In late winter and early spring I was fortunate enough to be able to observe and photograph two great horned owl nests. The first one was in an old hawks nest that was located in a field across from a small strip mall. I had watched these owls raise a brood in 2008 and they were back in 2009. I began to watch the nest at the beginning of February, the female was already on the nest incubating her eggs, and visited regularly until the three chicks that they hatched fledged. In early May I learned about the second nest in a local county park. The nest was located in the hollow of a dead tree, which was cool because I had only seen this type of nest from a distance in Yellowstone prior to that. The chicks fledged soon after I found the nest but I was able to get a few good pics before they left including this one that ended up in the calendar.

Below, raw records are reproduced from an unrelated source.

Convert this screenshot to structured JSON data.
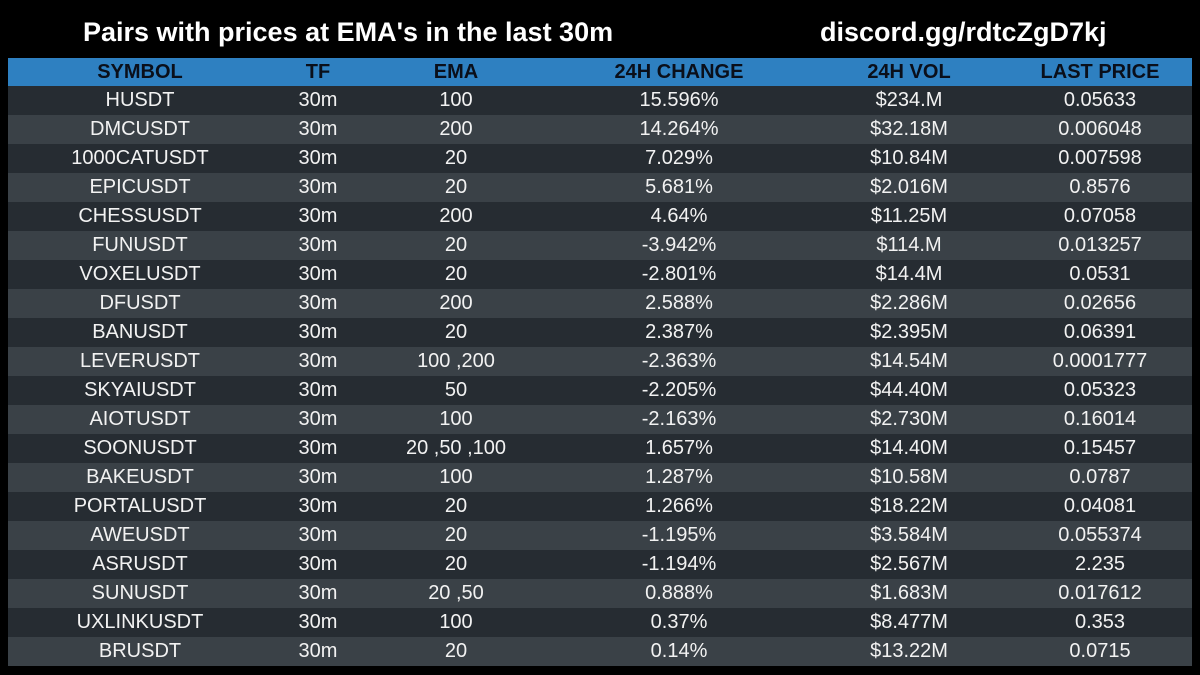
{
  "header": {
    "title": "Pairs with prices at EMA's in the last 30m",
    "link": "discord.gg/rdtcZgD7kj"
  },
  "colors": {
    "header_bg": "#000000",
    "table_header_bg": "#2e80c1",
    "row_dark": "#262c32",
    "row_light": "#3a4147",
    "text": "#f2f2f2"
  },
  "table": {
    "columns": [
      "SYMBOL",
      "TF",
      "EMA",
      "24H CHANGE",
      "24H VOL",
      "LAST PRICE"
    ],
    "rows": [
      [
        "HUSDT",
        "30m",
        "100",
        "15.596%",
        "$234.M",
        "0.05633"
      ],
      [
        "DMCUSDT",
        "30m",
        "200",
        "14.264%",
        "$32.18M",
        "0.006048"
      ],
      [
        "1000CATUSDT",
        "30m",
        "20",
        "7.029%",
        "$10.84M",
        "0.007598"
      ],
      [
        "EPICUSDT",
        "30m",
        "20",
        "5.681%",
        "$2.016M",
        "0.8576"
      ],
      [
        "CHESSUSDT",
        "30m",
        "200",
        "4.64%",
        "$11.25M",
        "0.07058"
      ],
      [
        "FUNUSDT",
        "30m",
        "20",
        "-3.942%",
        "$114.M",
        "0.013257"
      ],
      [
        "VOXELUSDT",
        "30m",
        "20",
        "-2.801%",
        "$14.4M",
        "0.0531"
      ],
      [
        "DFUSDT",
        "30m",
        "200",
        "2.588%",
        "$2.286M",
        "0.02656"
      ],
      [
        "BANUSDT",
        "30m",
        "20",
        "2.387%",
        "$2.395M",
        "0.06391"
      ],
      [
        "LEVERUSDT",
        "30m",
        "100 ,200",
        "-2.363%",
        "$14.54M",
        "0.0001777"
      ],
      [
        "SKYAIUSDT",
        "30m",
        "50",
        "-2.205%",
        "$44.40M",
        "0.05323"
      ],
      [
        "AIOTUSDT",
        "30m",
        "100",
        "-2.163%",
        "$2.730M",
        "0.16014"
      ],
      [
        "SOONUSDT",
        "30m",
        "20 ,50 ,100",
        "1.657%",
        "$14.40M",
        "0.15457"
      ],
      [
        "BAKEUSDT",
        "30m",
        "100",
        "1.287%",
        "$10.58M",
        "0.0787"
      ],
      [
        "PORTALUSDT",
        "30m",
        "20",
        "1.266%",
        "$18.22M",
        "0.04081"
      ],
      [
        "AWEUSDT",
        "30m",
        "20",
        "-1.195%",
        "$3.584M",
        "0.055374"
      ],
      [
        "ASRUSDT",
        "30m",
        "20",
        "-1.194%",
        "$2.567M",
        "2.235"
      ],
      [
        "SUNUSDT",
        "30m",
        "20 ,50",
        "0.888%",
        "$1.683M",
        "0.017612"
      ],
      [
        "UXLINKUSDT",
        "30m",
        "100",
        "0.37%",
        "$8.477M",
        "0.353"
      ],
      [
        "BRUSDT",
        "30m",
        "20",
        "0.14%",
        "$13.22M",
        "0.0715"
      ]
    ]
  }
}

Burrowing owls can occasionally be found in the western portions of Minnesota but it is infrequent at best. This particular burrowing owl was photographed while on a visit to the Snake River Bird of Prey National Conservation Area in Idaho. We made a quick side trip to Snake River during the Snake River Bird of Prey Festival as part of our Yellowstone vacation. We did not have much time but we did sneak in a field trip where we went to man made burrowing owl dens and got to photograph both chicks and parents.
I also had the opportunity to photograph a eastern screech owl and a long eared owl but it was too late in the year to get them into the calendar.